Trois personnes ont été mises en examen et 29 se trouvaient toujours en garde à vue mercredi soir après l'incendie d'un bâtiment de Vinci en décembre 2018 à Bessan, a annoncé le procureur de Béziers. L'un des mis en examen pour "incendie en bande organisée" de ce bâtiment dans la nuit du 18 au 19 décembre a été placé en détention provisoire, les deux autres ont été placés sous contrôle judiciaire. Douze autres personnes ont été remises en liberté, a précisé le procureur de la République Yvon Calvet dans un communiqué.

Un bastion des "gilets jaunes". Une vague d'interpellations avait été menée mardi par 150 gendarmes dans le cadre de cette enquête, centrée sur le secteur de Pézenas, sur commission rogatoire d'un juge d'instruction de Béziers. Les faits sont survenus au péage de l'A9 à Bessan, l'un des bastions des "gilets jaunes" dans la région.
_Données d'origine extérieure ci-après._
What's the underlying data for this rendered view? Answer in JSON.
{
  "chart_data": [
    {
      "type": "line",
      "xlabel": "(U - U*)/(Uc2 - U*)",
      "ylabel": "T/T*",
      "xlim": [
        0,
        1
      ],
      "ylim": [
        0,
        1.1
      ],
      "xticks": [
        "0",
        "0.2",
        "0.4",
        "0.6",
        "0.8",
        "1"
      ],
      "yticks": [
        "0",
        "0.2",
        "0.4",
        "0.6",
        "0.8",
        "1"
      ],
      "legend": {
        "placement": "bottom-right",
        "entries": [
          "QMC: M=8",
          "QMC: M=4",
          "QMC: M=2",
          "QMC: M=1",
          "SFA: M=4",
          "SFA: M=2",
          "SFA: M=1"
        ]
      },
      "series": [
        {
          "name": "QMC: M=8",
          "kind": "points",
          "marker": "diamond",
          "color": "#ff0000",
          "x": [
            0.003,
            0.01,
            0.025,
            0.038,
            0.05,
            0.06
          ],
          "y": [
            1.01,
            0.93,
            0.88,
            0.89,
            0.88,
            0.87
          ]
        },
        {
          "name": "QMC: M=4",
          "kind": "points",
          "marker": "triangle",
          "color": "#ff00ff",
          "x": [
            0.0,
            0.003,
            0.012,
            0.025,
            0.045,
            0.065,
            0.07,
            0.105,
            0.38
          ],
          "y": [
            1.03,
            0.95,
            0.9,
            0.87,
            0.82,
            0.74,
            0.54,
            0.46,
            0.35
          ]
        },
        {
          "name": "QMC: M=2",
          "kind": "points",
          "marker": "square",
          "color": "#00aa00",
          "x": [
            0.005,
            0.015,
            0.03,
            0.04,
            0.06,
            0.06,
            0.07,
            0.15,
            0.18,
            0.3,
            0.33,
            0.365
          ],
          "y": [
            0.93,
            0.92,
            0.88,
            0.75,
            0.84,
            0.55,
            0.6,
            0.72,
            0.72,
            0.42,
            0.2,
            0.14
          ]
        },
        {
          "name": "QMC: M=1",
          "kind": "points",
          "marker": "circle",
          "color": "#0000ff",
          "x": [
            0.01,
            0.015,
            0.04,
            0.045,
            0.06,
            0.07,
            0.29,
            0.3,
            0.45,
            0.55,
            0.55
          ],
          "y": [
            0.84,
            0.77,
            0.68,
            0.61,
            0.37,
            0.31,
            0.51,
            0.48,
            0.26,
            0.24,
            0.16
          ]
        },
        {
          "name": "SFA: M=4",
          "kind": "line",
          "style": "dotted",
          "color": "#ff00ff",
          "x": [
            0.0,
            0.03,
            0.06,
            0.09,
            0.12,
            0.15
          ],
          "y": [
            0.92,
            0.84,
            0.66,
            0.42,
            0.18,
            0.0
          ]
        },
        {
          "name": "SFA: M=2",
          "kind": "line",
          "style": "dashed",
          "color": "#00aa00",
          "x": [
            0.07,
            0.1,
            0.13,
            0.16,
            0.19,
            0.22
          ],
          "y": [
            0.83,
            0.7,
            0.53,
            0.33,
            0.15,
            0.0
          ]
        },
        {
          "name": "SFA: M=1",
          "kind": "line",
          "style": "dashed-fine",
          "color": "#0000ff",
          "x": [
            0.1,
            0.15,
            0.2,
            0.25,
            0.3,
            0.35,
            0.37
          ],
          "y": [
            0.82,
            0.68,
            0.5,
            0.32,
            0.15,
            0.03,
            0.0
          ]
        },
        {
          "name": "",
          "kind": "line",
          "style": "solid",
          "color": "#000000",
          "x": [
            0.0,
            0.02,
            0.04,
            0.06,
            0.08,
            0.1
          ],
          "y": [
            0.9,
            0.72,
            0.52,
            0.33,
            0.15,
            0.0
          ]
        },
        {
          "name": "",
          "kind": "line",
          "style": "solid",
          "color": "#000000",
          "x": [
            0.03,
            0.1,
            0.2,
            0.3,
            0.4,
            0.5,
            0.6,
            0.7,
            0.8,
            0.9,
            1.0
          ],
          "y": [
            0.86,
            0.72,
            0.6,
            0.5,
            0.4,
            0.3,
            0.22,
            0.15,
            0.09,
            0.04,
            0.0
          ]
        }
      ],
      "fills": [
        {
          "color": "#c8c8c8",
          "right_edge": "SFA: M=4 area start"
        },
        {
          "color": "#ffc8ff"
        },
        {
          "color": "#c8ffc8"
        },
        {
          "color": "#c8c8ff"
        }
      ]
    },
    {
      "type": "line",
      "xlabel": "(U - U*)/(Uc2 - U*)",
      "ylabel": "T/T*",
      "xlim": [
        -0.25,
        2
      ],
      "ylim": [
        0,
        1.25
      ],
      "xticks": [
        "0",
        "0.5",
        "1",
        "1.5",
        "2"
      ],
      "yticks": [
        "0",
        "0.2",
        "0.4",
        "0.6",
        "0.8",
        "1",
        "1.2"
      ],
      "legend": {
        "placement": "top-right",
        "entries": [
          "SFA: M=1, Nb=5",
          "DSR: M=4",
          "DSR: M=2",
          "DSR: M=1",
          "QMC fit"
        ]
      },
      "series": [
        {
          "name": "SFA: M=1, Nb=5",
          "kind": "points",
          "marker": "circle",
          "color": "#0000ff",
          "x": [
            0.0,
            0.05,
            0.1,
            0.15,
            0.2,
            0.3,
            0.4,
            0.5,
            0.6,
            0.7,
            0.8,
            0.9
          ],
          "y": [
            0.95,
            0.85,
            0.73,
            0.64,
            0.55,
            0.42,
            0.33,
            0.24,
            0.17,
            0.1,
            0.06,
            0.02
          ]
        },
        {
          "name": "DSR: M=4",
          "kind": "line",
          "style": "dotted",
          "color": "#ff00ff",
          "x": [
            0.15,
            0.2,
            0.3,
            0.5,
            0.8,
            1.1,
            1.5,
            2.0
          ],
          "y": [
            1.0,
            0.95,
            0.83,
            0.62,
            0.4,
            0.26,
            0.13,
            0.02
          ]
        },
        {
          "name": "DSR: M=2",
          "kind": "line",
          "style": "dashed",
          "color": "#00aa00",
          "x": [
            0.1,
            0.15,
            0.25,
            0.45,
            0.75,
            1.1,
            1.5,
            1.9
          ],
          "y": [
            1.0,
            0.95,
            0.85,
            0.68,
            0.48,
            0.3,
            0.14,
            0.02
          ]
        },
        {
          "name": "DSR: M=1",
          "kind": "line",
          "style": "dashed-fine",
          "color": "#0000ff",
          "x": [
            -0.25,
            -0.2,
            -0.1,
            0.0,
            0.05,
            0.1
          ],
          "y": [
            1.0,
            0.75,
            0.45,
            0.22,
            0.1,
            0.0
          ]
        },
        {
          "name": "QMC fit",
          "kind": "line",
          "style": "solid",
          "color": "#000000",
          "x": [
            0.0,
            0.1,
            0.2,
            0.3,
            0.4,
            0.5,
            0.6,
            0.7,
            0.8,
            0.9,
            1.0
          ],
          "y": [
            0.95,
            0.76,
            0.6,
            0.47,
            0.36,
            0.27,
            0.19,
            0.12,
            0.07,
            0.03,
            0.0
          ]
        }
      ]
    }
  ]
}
Selon le procureur, le 18 décembre au soir, les gendarmes avaient constaté un rassemblement d'environ 200 personnes près d'une base de loisirs de Bessan, et entendu "plusieurs personnes proposer d'incendier les bâtiments de la société concessionnaire" d'autoroute. "Par un vote à main levée, plusieurs individus présents manifestaient leur accord à ce projet", avait expliqué le magistrat. Les gendarmes devaient alors quitter les lieux "en raison de l'hostilité" exprimée à leur égard.